TECHNOLOGY
Vehicle-to-grid pilots show how parked EVs could send electricity back to the grid and help stabilize power systems
4 Mar 2026

Electric vehicles may soon do more than carry people from one place to another. Across the United States, automakers, utilities, and energy tech companies are exploring how connected EVs could help stabilize the power grid.
A pilot project in Texas offers a glimpse of that future. Toyota is working with transmission utility Oncor and energy platform developer Fermata Energy to test vehicle-to-grid charging. The system allows electric vehicles to send electricity back to the grid when demand spikes. Software tracks grid conditions, power prices, and vehicle availability, then decides when cars should charge or release energy.
The idea is simple but powerful. Most electric vehicles spend long stretches parked, leaving their batteries idle.
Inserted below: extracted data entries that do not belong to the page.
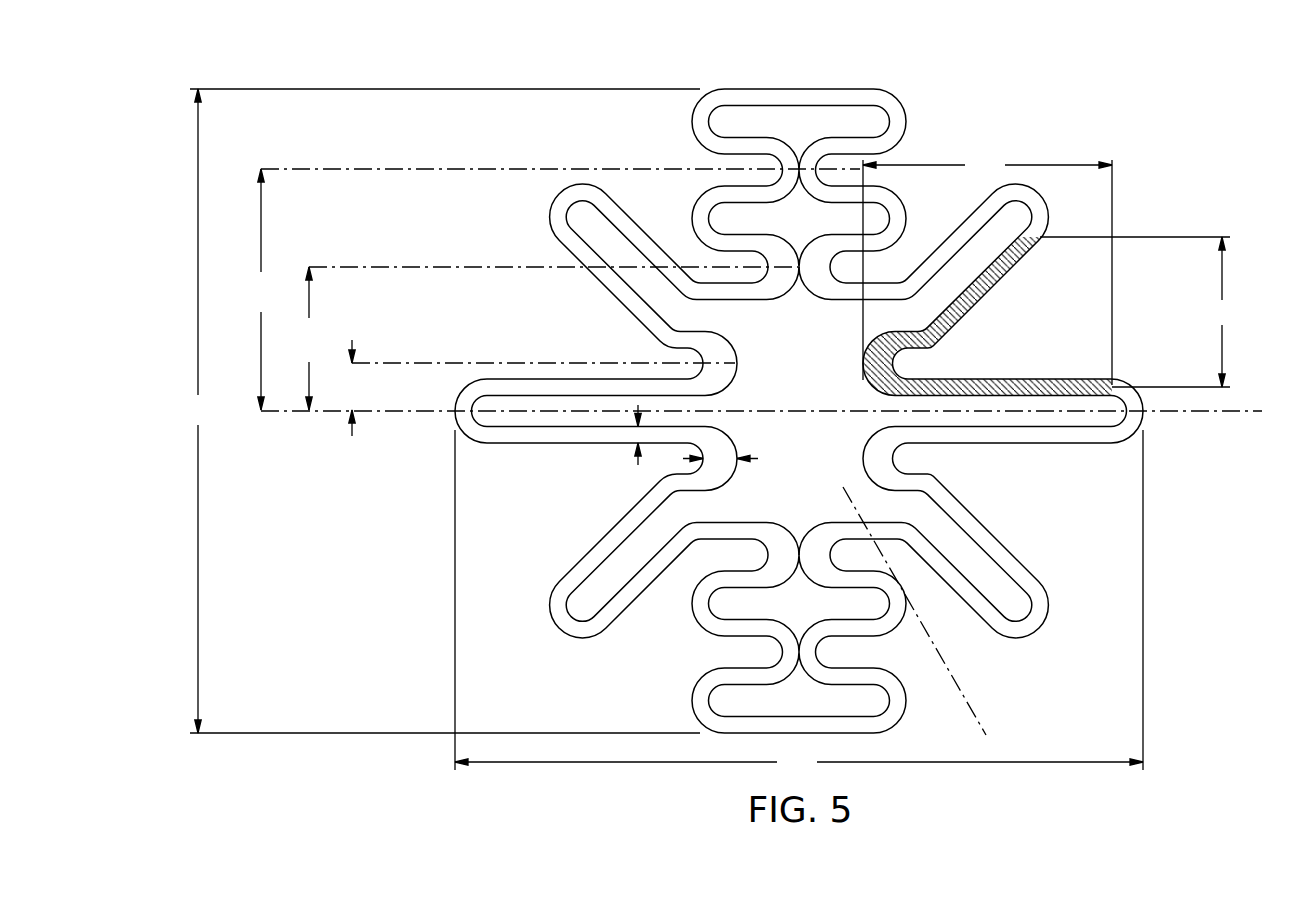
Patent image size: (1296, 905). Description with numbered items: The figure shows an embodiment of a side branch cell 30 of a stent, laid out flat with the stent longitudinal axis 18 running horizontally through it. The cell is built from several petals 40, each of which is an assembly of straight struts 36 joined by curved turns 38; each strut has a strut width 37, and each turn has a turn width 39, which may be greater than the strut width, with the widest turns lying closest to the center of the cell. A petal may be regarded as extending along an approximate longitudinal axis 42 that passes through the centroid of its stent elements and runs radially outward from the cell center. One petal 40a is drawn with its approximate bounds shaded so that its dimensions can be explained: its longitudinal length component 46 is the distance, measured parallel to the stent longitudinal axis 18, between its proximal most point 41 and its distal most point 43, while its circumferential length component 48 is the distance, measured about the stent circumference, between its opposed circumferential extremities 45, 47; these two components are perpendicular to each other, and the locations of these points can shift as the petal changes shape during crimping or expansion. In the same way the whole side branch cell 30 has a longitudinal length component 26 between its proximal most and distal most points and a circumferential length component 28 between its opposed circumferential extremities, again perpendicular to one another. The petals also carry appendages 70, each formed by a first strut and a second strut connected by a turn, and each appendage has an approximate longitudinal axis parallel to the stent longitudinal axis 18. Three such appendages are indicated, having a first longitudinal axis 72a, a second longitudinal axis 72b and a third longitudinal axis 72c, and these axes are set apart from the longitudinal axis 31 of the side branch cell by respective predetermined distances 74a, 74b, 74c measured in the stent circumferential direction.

The side branch cell 30 is at (1120, 120).
The longitudinal axis of the stent 18 is at (1250, 411).
The longitudinal length component of the side branch cell 26 is at (799, 603).
The circumferential length component of the side branch cell 28 is at (440, 411).
The longitudinal axis of the side branch cell 31 is at (510, 414).
The strut 36 is at (915, 492).
The strut width 37 is at (622, 441).
The turn 38 is at (836, 554).
The turn width 39 is at (718, 468).
The petal 40 is at (840, 523).
The petal 40a is at (864, 358).
The proximal most point 41 is at (1122, 379).
The longitudinal axis of the petal 42 is at (978, 697).
The distal most point 43 is at (866, 372).
The circumferential extremity 45 is at (1020, 379).
The longitudinal length component of the petal 46 is at (987, 268).
The circumferential extremity 47 is at (1040, 232).
The circumferential length component of the petal 48 is at (1139, 312).
The appendage 70 is at (688, 330).
The first longitudinal axis 72a is at (650, 363).
The second longitudinal axis 72b is at (705, 267).
The third longitudinal axis 72c is at (705, 170).
The predetermined distance 74a is at (351, 388).
The predetermined distance 74b is at (309, 338).
The predetermined distance 74c is at (261, 289).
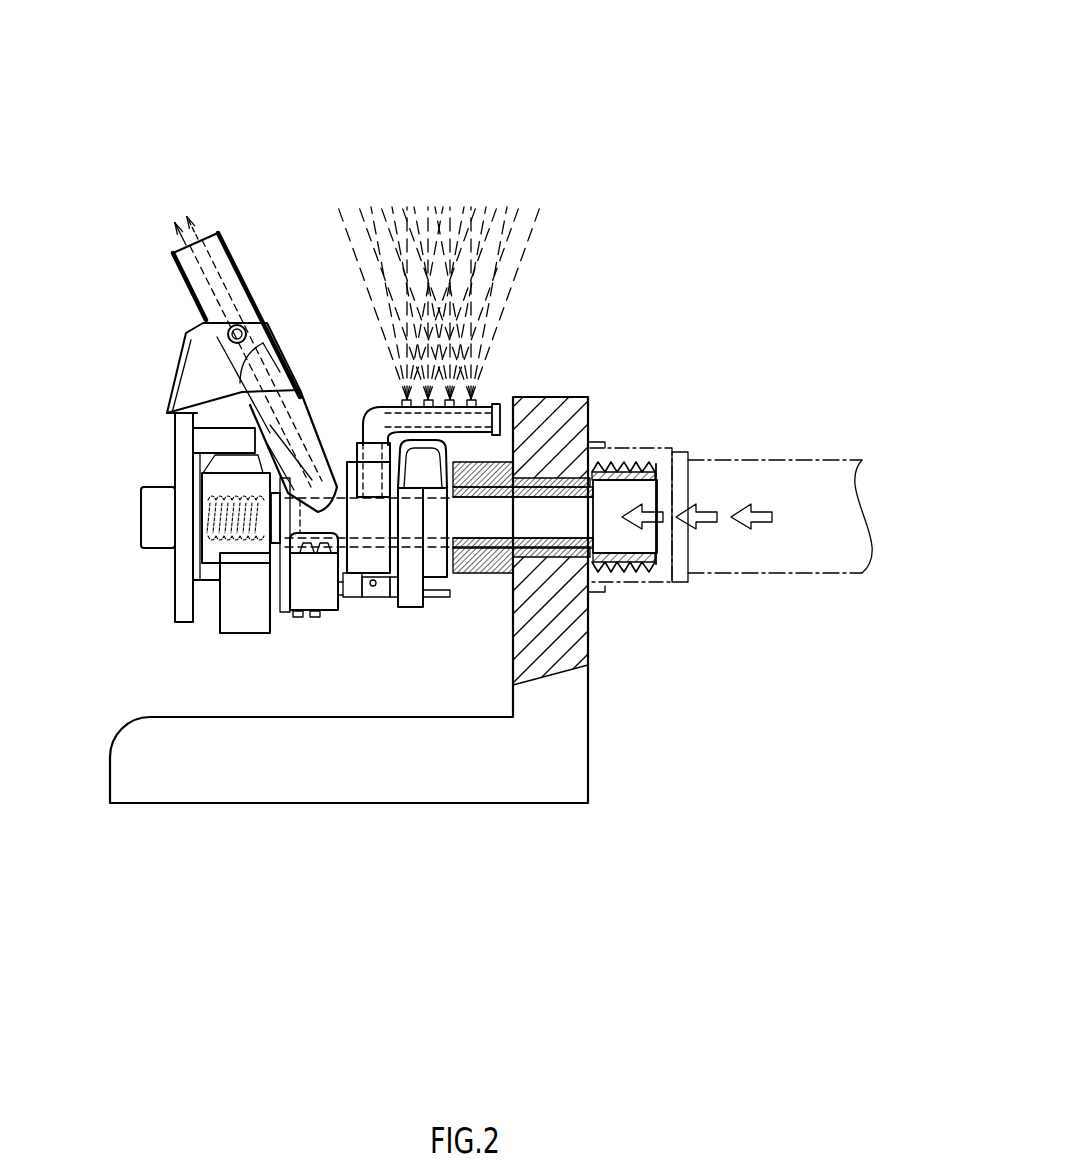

With bidirectional chargers, utilities can tap that stored energy and use it when the grid needs extra supply.
Software makes the whole system possible. Advanced platforms analyze data from thousands of vehicles and grid signals in near real time. They determine when energy should flow into batteries and when it should flow back to the grid. This effectively turns EV fleets into flexible energy assets.
The potential scale is hard to ignore. Toyota says large EV fleets could collectively supply electricity comparable to a traditional power plant. That kind of distributed capacity could help utilities balance supply and demand as renewable energy becomes a bigger part of the mix.
Utilities are watching closely. Electricity demand is expected to climb as transportation electrifies and data centers multiply. Vehicle-to-grid technology offers a way to strengthen the grid using energy that is already sitting in EV batteries.
There are still hurdles to clear. Experts point to questions about battery wear, cybersecurity, and the regulatory rules that must evolve before EV owners can widely sell power back to the grid. Yet early pilot programs suggest the concept is gaining traction.
If the experiments succeed, electric cars may reshape more than transportation. Millions of parked vehicles could quietly form a vast network that helps keep the lights on.